Catcher berparas manis dari Klub Panther Emas, salah satu pemain softbol yang diyakini akan segera melakukan debutnya sebagai salah satu wakil Jawa Barat. Pemain muda yang sangat berbakat. Gadis yang pernah memikat Abriel begitu dalam.

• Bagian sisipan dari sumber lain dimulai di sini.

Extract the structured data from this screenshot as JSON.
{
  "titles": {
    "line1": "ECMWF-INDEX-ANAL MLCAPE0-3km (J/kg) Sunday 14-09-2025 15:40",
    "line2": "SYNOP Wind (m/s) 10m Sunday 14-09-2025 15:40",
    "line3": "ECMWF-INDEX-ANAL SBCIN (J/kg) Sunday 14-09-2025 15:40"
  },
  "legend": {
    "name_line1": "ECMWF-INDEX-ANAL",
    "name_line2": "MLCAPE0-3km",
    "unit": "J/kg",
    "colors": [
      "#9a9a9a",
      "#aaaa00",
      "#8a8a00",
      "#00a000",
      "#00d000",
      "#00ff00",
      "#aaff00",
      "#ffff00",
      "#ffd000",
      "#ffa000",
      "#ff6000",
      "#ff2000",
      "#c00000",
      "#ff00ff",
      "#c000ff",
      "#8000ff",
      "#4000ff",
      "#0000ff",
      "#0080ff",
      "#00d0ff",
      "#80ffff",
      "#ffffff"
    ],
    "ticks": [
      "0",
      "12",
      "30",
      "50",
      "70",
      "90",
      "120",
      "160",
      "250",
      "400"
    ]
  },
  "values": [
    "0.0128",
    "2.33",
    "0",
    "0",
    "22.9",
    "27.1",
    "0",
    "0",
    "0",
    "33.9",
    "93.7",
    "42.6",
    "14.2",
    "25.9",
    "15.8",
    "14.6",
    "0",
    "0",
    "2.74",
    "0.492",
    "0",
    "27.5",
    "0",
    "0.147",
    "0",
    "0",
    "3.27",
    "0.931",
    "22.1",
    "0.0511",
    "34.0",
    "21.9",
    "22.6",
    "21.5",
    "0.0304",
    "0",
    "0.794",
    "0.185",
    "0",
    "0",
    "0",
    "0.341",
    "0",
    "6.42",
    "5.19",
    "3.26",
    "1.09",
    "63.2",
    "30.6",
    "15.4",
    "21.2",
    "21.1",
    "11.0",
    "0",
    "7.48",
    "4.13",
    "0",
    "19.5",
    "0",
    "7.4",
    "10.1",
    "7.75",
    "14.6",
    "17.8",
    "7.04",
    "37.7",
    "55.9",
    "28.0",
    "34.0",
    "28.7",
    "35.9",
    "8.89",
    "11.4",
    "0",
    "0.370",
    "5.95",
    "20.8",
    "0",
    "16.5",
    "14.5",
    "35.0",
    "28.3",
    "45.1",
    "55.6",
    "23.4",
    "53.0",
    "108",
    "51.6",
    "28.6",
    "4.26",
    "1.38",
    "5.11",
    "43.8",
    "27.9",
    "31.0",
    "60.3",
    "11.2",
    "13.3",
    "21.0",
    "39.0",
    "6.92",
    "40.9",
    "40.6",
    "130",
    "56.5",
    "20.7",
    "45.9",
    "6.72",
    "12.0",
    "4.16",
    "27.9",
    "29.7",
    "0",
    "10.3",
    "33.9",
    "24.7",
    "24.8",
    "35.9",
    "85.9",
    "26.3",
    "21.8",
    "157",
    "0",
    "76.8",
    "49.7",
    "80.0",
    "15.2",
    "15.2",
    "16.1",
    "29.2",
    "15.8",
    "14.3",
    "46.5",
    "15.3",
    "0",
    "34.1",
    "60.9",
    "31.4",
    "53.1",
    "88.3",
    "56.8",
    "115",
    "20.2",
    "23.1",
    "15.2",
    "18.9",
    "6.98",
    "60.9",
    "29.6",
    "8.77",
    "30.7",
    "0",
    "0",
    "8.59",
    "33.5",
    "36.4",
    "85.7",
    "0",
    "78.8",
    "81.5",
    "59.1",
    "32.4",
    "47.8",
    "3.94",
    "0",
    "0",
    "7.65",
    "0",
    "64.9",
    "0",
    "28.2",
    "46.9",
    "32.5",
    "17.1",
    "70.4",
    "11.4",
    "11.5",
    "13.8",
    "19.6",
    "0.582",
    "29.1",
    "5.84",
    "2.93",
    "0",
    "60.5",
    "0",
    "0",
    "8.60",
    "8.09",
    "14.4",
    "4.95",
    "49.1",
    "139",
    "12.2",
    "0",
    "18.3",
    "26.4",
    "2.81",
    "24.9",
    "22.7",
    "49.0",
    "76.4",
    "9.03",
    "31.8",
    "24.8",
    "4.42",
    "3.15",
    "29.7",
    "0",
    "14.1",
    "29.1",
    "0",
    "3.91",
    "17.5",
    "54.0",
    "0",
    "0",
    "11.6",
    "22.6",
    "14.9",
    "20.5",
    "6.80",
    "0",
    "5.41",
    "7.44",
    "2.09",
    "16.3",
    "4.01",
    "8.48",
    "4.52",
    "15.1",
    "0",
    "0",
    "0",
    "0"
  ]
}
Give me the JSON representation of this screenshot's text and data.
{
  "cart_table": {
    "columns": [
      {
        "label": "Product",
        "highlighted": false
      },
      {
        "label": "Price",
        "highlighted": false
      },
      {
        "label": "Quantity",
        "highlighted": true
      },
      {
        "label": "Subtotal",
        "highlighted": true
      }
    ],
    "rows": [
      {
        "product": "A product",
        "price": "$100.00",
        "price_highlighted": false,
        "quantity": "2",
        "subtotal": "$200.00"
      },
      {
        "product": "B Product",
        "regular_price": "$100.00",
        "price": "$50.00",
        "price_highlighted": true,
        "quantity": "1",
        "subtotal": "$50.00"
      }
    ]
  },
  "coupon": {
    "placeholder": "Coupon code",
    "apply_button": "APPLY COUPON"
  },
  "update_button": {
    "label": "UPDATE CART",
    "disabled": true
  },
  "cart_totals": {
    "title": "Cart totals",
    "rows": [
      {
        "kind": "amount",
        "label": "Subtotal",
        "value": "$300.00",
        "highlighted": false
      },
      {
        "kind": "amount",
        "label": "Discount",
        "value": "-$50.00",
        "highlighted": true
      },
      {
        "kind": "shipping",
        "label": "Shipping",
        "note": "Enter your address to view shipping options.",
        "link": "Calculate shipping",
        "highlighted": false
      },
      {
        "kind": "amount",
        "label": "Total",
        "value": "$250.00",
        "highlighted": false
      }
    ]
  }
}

Beberapa bulan sebelum Abriel memutuskan kembali membuka hatinya, ia pernah berada dalam fase yang sulit karena harus melupakan seseorang yang amat berarti untuknya. Irena bukan hanya pacarnya, ia juga rekan dan sahabatnya dalam berdiskusi. Irena mungkin tidak secantik, sesupel dan secerdas Febby, tapi ia memahani Abriel nyaris melebihi dirinya sendiri.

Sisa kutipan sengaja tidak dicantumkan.